Nice, South of France, 1978. On Christmas Eve, Annie receives a phone call from her daughter that left her years earlier to join a cult. With the help of the police, Annie has only a few minutes to find out where she is and save her from a mass suicide…

What are the most formidable challenges inherent to the profession of filmmaking?

I would say that everything is a challenge! But I think the hardest one lies in the writing process. This is where the essence of your film finds its roots, and a writer has to surmount self-doubt and narrative issues. It’s a treacherous, painful sea to navigate through.

Could you elaborate on the wellspring of your creative inspiration for this particular short film?

“Out of the Fog”, like many of my ideas, was born out of real-life stories. I was inspired by testimonies of former cult-members and their families that were torn apart by the mysterious absence of a loved-one. The documentary podcast series “Heaven’s Gate” was a goldmine of ideas and anecdotes.








Out of the Fog | Poster
Tigrane Minassian

Could you elucidate on the central thematic underpinning of your film?

There are two layers of themes in my film. The first one is the immediate one, related to cult indoctrination, the disappearance of a character’s Self, trapped in a psychological and spiritual maze. The second is a complex mother-daughter dynamic, where unexpressed love has slowly pulled them apart.

How do you navigate the task of strategizing cost-effective promotional efforts when operating within a constrained budget?

Depending on your project, it’s important to be aware of your budget constraints. Placing the money where it’s vital is key. If your short is meant to be a character study, don’t be shy to spend more budget on the right cast. If it’s VFX driven, put more money there.










In today's dynamic marketplace, how pivotal do you consider the role of film distribution?

Distribution is key! For feature films, it could be the difference between turning in a profit, breaking even, or not seeing a cent come back your way. The wider the distribution, the more your film can find an audience.

For individuals contemplating the path of self-distribution, what counsel or insights can you offer?

I’m no distribution expert, but for short films, what distribution really means is film festivals. It’s there that the film will have a career. Because a lot of festivals cost money to apply to, I think it’s good to budget that early on in the development process.

In your estimation, what level of significance do short films hold for aspiring filmmakers seeking to embark on a career in directing?

If the feature film is the playground with the older kids, the short film is the sandbox. It’s where you try things out, where you hone your skills as a director. They are crucial because they sort of allow error, which in no doubt will happen. Short films are great to learn the cinematic language.

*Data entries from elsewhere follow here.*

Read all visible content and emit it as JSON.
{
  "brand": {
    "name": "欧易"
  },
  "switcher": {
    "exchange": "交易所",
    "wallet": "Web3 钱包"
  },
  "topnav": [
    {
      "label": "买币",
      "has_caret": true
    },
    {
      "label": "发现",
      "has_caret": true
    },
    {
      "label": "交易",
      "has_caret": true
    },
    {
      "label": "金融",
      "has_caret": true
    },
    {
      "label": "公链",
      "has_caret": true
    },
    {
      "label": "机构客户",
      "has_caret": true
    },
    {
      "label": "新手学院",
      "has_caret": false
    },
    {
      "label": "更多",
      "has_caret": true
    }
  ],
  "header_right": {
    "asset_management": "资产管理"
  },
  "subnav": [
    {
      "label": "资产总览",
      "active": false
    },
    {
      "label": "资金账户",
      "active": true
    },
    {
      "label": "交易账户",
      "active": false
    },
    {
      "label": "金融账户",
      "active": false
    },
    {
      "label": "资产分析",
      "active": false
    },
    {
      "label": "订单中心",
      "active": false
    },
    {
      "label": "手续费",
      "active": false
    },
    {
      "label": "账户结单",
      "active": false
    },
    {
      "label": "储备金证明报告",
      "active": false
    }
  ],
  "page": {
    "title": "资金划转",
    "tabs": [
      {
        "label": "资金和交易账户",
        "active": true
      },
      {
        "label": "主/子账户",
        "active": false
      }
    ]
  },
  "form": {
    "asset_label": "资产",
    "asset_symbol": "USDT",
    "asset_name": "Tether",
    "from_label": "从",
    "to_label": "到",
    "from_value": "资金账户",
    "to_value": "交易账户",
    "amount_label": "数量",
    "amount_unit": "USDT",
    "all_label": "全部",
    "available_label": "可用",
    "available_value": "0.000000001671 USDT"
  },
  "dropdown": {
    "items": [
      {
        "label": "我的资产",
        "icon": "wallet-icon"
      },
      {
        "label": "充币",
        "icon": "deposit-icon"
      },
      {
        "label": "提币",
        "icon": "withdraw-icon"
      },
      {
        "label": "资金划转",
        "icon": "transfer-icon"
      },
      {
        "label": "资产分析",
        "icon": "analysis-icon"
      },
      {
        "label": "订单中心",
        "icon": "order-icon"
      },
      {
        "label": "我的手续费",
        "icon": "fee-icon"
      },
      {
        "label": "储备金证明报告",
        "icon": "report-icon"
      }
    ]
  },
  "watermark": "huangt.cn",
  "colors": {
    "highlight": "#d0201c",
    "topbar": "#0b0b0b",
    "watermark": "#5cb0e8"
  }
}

Reflecting on your professional journey thus far, could you share an instance of the most formidable challenge you encountered and how you surmounted it?

I’d say the biggest challenge was patience! After shooting a bunch of amateur films as a teen, I spent roughly ten years trying to set up a first professional short film. But I trust fate: I was not meant to make that film before.

What, in your view, are the critical factors that contribute to the creation of a cinematic masterpiece?

To me, masterpieces are a combination of unpredictable factors: you find the right script, cast the right actors and enroll the right collaborators at the right time. It’s a team-effort. The best films are a blend of selfish obsession and collaborative openness.

If you could revisit the inception of your career, are there any aspects or decisions you would choose to alter in hindsight?

I’d like to say yes, but not really. The life I had shaped the person I am today. Not going to film school could’ve been a frustration, but in the end, it forced me to learn it all by myself and to gather the life experience necessary to lead an entire crew on a film set.